I contend that listening is never innocent, and that opera — more than any other art form — forces us to confront that fact.
Do you hear it?
A Coda
If The Listeners ultimately unsettles us, it is because it refuses to let listening remain benign. To hear is to enter into relation; to attend is to risk obligation. Across these essays — beginning with Mahagonny and continuing here — listening has emerged not as a metaphor but as a social act with consequences. The question is never simply what is heard, but who is heard, under what conditions, and to what end.
That question will next be taken up from an institutional vantage point. In a forthcoming conversation with Michael Egel, General and Artistic Director of Des Moines Metro Opera, I will turn to the staggering opportunity — and risk — involved in placing new operas at the center of an American company’s artistic identity. Des Moines Metro Opera has been a crucial site for such work, including the premiere of Kristin Kuster’s and librettist Mark Campbell’s A Thousand Acres, a work based on the Jane Smiley novel that figures prominently in my forthcoming book Childhood and the Operatic Imaginary since 1900 (in a chapter by Colleen Renihan). That discussion will serve as a hinge: from questions of listening and authority, toward questions of responsibility, stewardship, and the ethics of making space for new voices on the operatic stage.
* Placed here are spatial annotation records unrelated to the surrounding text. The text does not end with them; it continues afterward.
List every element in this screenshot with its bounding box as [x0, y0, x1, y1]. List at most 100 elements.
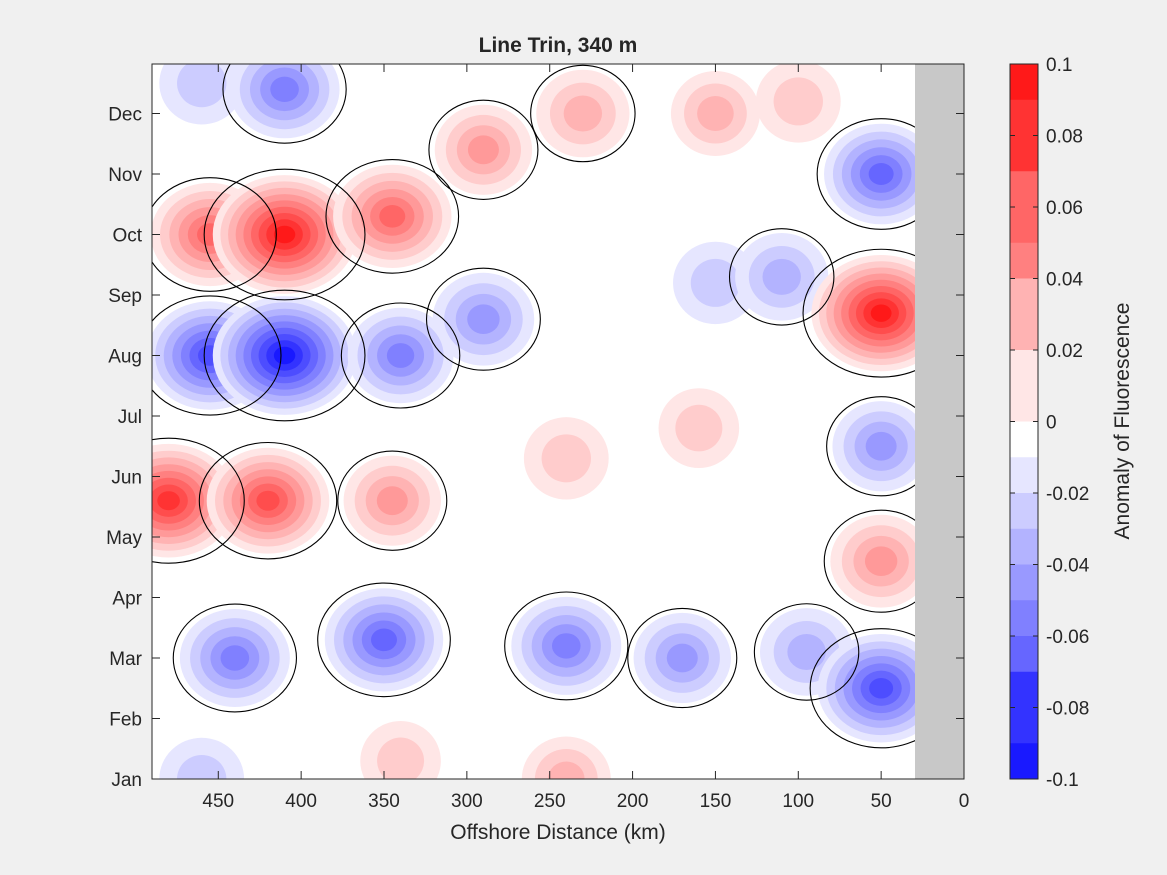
- anomaly-blob-17: [832, 401, 930, 492]
- x-tick-label: 200: [617, 791, 649, 812]
- zero-contour-15: [203, 289, 366, 422]
- colorbar-swatch: [1010, 314, 1038, 351]
- x-tick-label: 0: [959, 791, 970, 812]
- colorbar-tick-label: 0: [1046, 413, 1057, 434]
- anomaly-blob-4: [536, 69, 630, 158]
- colorbar-tick-label: 0.1: [1046, 55, 1072, 76]
- anomaly-level-1-9: [273, 225, 296, 244]
- y-tick-label: Oct: [112, 226, 142, 247]
- y-tick-label: Aug: [108, 347, 142, 368]
- x-tick-label: 400: [285, 791, 317, 812]
- colorbar-swatch: [1010, 278, 1038, 315]
- anomaly-level-28-3: [787, 633, 826, 670]
- colorbar-swatch: [1010, 242, 1038, 279]
- zero-contour-10: [425, 267, 541, 371]
- anomaly-level-27-4: [666, 643, 698, 673]
- colorbar-swatch: [1010, 135, 1038, 172]
- colorbar-tick-label: 0.02: [1046, 341, 1083, 362]
- anomaly-level-21-7: [256, 490, 280, 511]
- x-tick-label: 250: [534, 791, 566, 812]
- anomaly-level-15-9: [273, 346, 296, 365]
- anomaly-level-26-5: [551, 633, 581, 659]
- zero-contour-4: [530, 64, 636, 163]
- anomaly-level-17-4: [865, 431, 897, 461]
- x-tick-label: 300: [451, 791, 483, 812]
- anomaly-blob-26: [511, 596, 622, 695]
- y-tick-label: Jun: [111, 468, 142, 489]
- anomaly-blob-23: [830, 514, 932, 608]
- anomaly-level-11-2: [690, 258, 741, 307]
- y-tick-label: Mar: [109, 649, 142, 670]
- x-tick-label: 50: [871, 791, 892, 812]
- zero-contour-8: [222, 64, 347, 144]
- zero-contour-1: [203, 168, 366, 301]
- zero-contour-26: [504, 591, 629, 701]
- zero-contour-12: [728, 228, 835, 326]
- no-data-region: [915, 64, 964, 779]
- anomaly-level-6-2: [773, 77, 823, 126]
- x-tick-label: 100: [782, 791, 814, 812]
- anomaly-level-3-4: [467, 135, 499, 165]
- anomaly-blob-16: [347, 307, 454, 404]
- anomaly-blob-8: [229, 64, 340, 139]
- y-tick-label: Dec: [108, 105, 142, 126]
- zero-contour-27: [627, 607, 738, 709]
- zero-contour-2: [325, 159, 460, 274]
- x-tick-label: 150: [700, 791, 732, 812]
- y-tick-label: Nov: [108, 165, 142, 186]
- anomaly-level-16-5: [386, 343, 415, 368]
- anomaly-blob-31: [360, 720, 441, 779]
- anomaly-blob-21: [206, 447, 330, 554]
- anomaly-level-23-4: [864, 546, 898, 576]
- colorbar-swatch: [1010, 743, 1038, 780]
- anomaly-level-31-2: [377, 737, 425, 779]
- anomaly-blob-2: [333, 164, 452, 268]
- colorbar-swatch: [1010, 350, 1038, 387]
- anomaly-level-5-3: [697, 96, 734, 131]
- anomaly-blob-24: [179, 609, 290, 707]
- colorbar-swatch: [1010, 528, 1038, 565]
- anomaly-level-19-2: [675, 404, 723, 452]
- colorbar-tick-label: 0.08: [1046, 127, 1083, 148]
- anomaly-field: [152, 64, 951, 779]
- colorbar: 0.1 0.08 0.06 0.04 0.02 0 -0.02 -0.04 -0.06 -0.08…: [1009, 55, 1090, 791]
- y-tick-label: Feb: [109, 710, 142, 731]
- anomaly-blob-3: [434, 104, 533, 195]
- zero-contour-28: [753, 603, 860, 701]
- plot-frame: [151, 63, 965, 780]
- zero-contour-20: [152, 437, 245, 564]
- anomaly-level-29-7: [869, 677, 894, 699]
- anomaly-blob-15: [212, 296, 357, 415]
- anomaly-level-8-5: [270, 76, 299, 103]
- colorbar-swatch: [1010, 457, 1038, 494]
- colorbar-swatch: [1010, 64, 1038, 101]
- anomaly-level-25-6: [371, 628, 397, 652]
- zero-contour-25: [317, 582, 451, 698]
- colorbar-label: Anomaly of Fluorescence: [1111, 303, 1134, 540]
- anomaly-blob-22: [343, 455, 441, 546]
- colorbar-tick-label: -0.02: [1046, 484, 1089, 505]
- anomaly-blob-5: [670, 71, 760, 156]
- colorbar-swatch: [1010, 385, 1038, 422]
- anomaly-blob-20: [152, 443, 237, 558]
- anomaly-level-12-3: [762, 258, 801, 295]
- y-tick-label: Jul: [118, 407, 142, 428]
- anomaly-blob-18: [523, 417, 609, 500]
- colorbar-swatch: [1010, 171, 1038, 208]
- anomaly-blob-6: [755, 64, 841, 143]
- anomaly-level-30-2: [177, 755, 227, 779]
- anomaly-level-20-8: [157, 491, 180, 511]
- zero-contour-22: [337, 450, 448, 551]
- colorbar-swatch: [1010, 421, 1038, 458]
- colorbar-tick-label: -0.06: [1046, 627, 1089, 648]
- anomaly-level-13-9: [870, 304, 892, 322]
- anomaly-blob-32: [521, 736, 611, 779]
- y-tick-label: Jan: [111, 770, 142, 791]
- colorbar-swatch: [1010, 600, 1038, 637]
- y-tick-label: Apr: [112, 589, 142, 610]
- colorbar-swatch: [1010, 707, 1038, 744]
- anomaly-blob-30: [159, 737, 245, 779]
- zero-contour-14: [152, 295, 282, 416]
- colorbar-tick-label: -0.1: [1046, 770, 1079, 791]
- anomaly-level-7-2: [177, 64, 227, 108]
From there, this inquiry will widen into a multi-part series devoted to children’s opera. Works written for or about children ask us to confront listening at its most ethically charged: listening across asymmetries of power, age, pedagogy, and care, where attention can nurture, but also discipline, shape, and control. If The Listeners exposes how easily listening becomes belief and obedience, children’s opera presses the question further: when does listening become responsibility, and how does opera reckon with that burden without disguising it?
That problem, too, is one opera has never fully resolved — and it is where After the Premiere will now turn.